Inzwischen hatte Frau Greiner die Stadt erreicht und suchte Mutter und Schwester auf. – Auch bei diesen stockte in dieser Jahreszeit die Arbeit. Die alte Frau saß am Ofen und ruhte, die Schwester flickte, friedlich und still war’s im Stübchen. Aus dem Topf auf dem Ofen wurde Frau Greiner eine große Tasse voll Kaffee eingeschenkt, der sie angenehm erwärmte nach dem langen Marsch durch die Kälte. Sie hatte schon erzählt, was sie heute in die Stadt trieb, aber das Kunstwerk war noch im Korb.
»So zeig doch einmal den Kopf,« sagte nun die alte Frau. Sorgsam nahm ihn Frau Greiner heraus, gespannt sah sie auf der Mutter prüfendes Gesicht. »Da spar’ dir nur die Müh’, Magdalene,« sagte sie jetzt, »das ist kein richtiger Puppenkopf. Der sieht ja aus wie ein Kinderkopf, den nimmt dir kein Fabrikant ab. Jetzt macht der Greiner in die dreißig Jahr Köpf’ und weiß noch nicht, wie sie aussehen müssen! Hättest’s ihm wohl sagen können, hast’s denn du nicht gesehen?«
»Ja,« sagte die Frau kleinmütig, »anders ist er freilich, als sonst die Puppenköpfe sind, aber er hat halt gemeint, so wären sie schöner.«
»Wie, laß mich’s doch auch recht sehen,« sagte die Schwester und stellte den Kopf an das Plätzchen, an dem sie sonst jahraus jahrein den Köpfen ihren Haarschmuck zurechtmachte. »So einer ist freilich noch nie dagestanden,« sagte sie kopfschüttelnd, »aber so unrecht ist er gerade nicht. Bei dem jungen Fabrikanten Weber drüben, da wär’s doch nicht unmöglich, daß du ihn anbrächtest; da ging’ ich hin, der ist fürs Neumodische; wenn der ihn nicht nimmt, dann nimmt ihn keiner.«
»Kennst du den Mann? Gehst du nicht mit mir?« fragte Frau Greiner.

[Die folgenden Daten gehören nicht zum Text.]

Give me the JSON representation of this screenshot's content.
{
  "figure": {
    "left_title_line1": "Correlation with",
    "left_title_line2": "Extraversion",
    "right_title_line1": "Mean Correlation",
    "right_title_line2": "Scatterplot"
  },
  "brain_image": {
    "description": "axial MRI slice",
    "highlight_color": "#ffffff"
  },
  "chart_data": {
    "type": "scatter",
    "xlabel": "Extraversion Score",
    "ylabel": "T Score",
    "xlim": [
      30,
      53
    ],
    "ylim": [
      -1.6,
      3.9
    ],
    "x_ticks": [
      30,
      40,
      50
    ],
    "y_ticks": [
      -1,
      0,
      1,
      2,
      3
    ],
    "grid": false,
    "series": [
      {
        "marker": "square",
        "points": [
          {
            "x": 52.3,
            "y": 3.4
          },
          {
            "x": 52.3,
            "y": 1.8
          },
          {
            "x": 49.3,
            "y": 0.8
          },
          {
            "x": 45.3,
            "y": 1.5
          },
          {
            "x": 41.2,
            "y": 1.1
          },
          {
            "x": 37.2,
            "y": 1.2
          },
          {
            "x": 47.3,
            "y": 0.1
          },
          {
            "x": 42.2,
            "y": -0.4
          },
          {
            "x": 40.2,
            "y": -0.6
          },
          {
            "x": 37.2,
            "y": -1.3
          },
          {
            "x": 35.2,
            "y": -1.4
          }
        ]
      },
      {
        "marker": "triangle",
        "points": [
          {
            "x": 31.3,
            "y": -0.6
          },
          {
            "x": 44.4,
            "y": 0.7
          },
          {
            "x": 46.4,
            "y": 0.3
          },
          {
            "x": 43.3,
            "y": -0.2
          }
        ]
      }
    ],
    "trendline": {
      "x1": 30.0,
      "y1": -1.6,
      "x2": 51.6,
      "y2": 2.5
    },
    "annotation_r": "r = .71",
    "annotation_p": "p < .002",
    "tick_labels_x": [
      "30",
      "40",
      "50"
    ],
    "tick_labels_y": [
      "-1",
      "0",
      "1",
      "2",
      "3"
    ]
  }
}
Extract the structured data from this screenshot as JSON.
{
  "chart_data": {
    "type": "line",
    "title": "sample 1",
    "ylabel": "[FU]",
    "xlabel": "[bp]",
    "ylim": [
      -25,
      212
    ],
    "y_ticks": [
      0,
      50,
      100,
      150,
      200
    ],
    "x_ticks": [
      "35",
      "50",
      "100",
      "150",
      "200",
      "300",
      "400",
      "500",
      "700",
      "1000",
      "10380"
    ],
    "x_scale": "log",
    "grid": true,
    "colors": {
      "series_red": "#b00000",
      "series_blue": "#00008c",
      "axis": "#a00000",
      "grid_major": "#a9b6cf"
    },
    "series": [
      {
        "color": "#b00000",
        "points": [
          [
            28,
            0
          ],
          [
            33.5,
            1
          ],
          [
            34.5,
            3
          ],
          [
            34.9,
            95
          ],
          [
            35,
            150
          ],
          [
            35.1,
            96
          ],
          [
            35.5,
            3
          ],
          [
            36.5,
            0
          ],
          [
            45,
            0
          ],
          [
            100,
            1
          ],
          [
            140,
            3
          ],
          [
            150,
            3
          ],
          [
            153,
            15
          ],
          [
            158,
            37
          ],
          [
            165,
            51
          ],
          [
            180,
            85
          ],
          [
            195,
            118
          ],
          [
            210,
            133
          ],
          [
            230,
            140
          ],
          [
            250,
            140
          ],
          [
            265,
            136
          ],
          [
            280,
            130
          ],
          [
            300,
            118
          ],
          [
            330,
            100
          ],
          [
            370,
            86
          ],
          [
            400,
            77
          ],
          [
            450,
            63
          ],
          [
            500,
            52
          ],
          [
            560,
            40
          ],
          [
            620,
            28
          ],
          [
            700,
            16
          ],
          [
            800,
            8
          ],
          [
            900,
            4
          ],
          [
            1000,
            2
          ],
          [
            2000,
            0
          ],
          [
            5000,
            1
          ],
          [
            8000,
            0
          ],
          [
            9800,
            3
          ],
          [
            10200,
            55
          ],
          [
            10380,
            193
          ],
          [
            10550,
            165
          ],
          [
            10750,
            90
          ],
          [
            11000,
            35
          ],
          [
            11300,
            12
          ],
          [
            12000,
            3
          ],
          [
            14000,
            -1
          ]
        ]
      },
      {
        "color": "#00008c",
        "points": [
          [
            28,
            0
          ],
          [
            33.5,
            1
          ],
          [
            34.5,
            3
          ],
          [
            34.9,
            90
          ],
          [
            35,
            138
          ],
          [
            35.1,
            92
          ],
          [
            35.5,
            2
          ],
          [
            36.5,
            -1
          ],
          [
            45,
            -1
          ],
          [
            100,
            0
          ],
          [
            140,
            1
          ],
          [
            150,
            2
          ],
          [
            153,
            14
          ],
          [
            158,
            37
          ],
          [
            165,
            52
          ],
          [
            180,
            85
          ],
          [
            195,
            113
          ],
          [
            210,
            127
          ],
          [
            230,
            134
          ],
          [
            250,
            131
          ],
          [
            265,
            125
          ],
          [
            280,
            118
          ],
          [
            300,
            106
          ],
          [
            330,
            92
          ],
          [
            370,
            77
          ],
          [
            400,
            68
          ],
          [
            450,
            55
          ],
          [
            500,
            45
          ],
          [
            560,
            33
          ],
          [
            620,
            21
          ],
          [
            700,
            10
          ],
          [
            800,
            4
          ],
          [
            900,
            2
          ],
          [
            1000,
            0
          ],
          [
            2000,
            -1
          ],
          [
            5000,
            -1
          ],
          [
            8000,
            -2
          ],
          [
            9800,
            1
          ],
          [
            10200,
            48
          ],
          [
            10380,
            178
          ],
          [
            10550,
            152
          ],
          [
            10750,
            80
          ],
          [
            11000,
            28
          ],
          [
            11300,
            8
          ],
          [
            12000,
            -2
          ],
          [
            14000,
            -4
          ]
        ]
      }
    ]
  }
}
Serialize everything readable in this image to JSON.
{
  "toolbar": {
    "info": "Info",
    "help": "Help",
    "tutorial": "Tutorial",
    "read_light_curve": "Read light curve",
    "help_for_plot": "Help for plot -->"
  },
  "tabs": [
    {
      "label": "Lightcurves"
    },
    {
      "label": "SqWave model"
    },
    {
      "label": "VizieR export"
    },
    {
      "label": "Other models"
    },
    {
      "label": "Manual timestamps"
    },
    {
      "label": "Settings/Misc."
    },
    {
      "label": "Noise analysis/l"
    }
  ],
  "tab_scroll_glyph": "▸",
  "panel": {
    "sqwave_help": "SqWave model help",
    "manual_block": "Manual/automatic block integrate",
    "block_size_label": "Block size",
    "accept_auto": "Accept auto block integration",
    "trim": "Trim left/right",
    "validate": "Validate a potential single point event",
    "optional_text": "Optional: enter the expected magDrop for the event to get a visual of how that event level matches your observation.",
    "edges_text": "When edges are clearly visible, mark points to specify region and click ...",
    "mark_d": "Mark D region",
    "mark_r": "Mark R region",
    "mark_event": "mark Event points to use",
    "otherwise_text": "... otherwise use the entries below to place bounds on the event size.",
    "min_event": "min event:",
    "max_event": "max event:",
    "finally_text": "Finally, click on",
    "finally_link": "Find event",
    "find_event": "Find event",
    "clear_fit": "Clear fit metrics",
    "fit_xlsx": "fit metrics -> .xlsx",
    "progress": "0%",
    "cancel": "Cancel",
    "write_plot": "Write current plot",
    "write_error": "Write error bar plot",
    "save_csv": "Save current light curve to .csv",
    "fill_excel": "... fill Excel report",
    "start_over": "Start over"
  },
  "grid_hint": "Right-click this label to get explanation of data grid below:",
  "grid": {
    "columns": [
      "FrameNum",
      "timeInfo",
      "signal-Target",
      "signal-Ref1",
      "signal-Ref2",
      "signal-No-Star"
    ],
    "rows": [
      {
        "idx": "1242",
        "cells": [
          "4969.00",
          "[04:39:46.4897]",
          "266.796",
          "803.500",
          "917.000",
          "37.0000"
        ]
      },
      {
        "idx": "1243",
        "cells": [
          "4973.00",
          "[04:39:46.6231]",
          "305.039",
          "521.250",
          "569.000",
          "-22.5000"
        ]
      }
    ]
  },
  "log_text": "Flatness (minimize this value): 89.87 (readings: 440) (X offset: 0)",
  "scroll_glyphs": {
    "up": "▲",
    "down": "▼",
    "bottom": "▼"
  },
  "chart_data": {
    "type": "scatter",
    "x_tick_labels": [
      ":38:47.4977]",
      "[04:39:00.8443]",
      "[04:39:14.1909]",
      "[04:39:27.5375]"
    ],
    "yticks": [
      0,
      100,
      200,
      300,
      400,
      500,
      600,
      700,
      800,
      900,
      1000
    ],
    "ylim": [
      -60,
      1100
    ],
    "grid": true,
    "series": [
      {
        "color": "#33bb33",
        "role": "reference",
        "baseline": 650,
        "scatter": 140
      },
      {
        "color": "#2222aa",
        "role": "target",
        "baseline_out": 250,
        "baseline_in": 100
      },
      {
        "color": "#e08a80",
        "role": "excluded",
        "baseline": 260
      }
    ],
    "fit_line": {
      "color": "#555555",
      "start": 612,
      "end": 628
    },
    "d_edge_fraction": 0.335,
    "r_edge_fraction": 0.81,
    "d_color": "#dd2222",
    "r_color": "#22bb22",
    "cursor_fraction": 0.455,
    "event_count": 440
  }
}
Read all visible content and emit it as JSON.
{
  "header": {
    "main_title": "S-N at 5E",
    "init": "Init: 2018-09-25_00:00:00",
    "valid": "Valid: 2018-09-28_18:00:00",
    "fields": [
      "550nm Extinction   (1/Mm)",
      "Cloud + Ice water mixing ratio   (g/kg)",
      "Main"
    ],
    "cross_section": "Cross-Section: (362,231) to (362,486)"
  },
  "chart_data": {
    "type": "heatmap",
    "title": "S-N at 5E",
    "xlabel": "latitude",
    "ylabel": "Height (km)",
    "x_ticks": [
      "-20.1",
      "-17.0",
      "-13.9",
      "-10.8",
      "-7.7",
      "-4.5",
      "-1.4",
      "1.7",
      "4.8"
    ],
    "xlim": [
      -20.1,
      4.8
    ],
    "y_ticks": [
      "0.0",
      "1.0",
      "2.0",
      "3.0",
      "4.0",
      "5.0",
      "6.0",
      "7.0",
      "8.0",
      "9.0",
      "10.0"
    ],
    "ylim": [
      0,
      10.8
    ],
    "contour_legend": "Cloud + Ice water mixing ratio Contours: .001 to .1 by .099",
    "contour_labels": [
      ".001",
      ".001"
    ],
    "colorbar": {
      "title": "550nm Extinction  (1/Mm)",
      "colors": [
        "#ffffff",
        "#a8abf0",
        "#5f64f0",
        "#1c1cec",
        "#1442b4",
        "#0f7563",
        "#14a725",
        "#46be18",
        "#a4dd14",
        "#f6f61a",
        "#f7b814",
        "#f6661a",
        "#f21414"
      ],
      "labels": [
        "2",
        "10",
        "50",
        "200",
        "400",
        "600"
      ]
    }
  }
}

»Bis ans Haus begleit’ ich dich und wart’ unten; hinauf möcht’ ich grad nicht, sie sind oft so barsch.«
Die Schwestern gingen miteinander, es war nicht weit. Das Haus war geschlossen, am Glockenzug blieben sie zögernd stehen. »Meinst du nicht, man lacht mich nur aus mit meinem elenden Köpfchen? Sollt’ ich’s nicht bleiben lassen? Der Mutter hat’s ja gar nicht gepaßt.«
»Wenn der junge Herr so zufällig herauskäm’, wär’s freilich besser, als wenn man so extra und großartig die Glocke zieht.« Eine Weile standen sie zaghaft auf dem kalten Pflaster. Da mußte die junge Frau an daheim denken, und es war, als ob sie es spürte, wie ihr Mann mit all seinem Denken bei ihr war. »Ich muß in Gottes Namen hinein,« sagte sie, »ich könnt’ mich ja vor meinem Elias heut’ abend nicht blicken lassen.« Sie läutete; die Türe wurde aufgezogen; die Schwester ging einen Schritt zurück und Frau Greiner vorwärts bis an eine Türe mit der Aufschrift »Kontor«, und tapfer hinein in das Zimmer, wo an großen Stehpulten zwei Herren schrieben.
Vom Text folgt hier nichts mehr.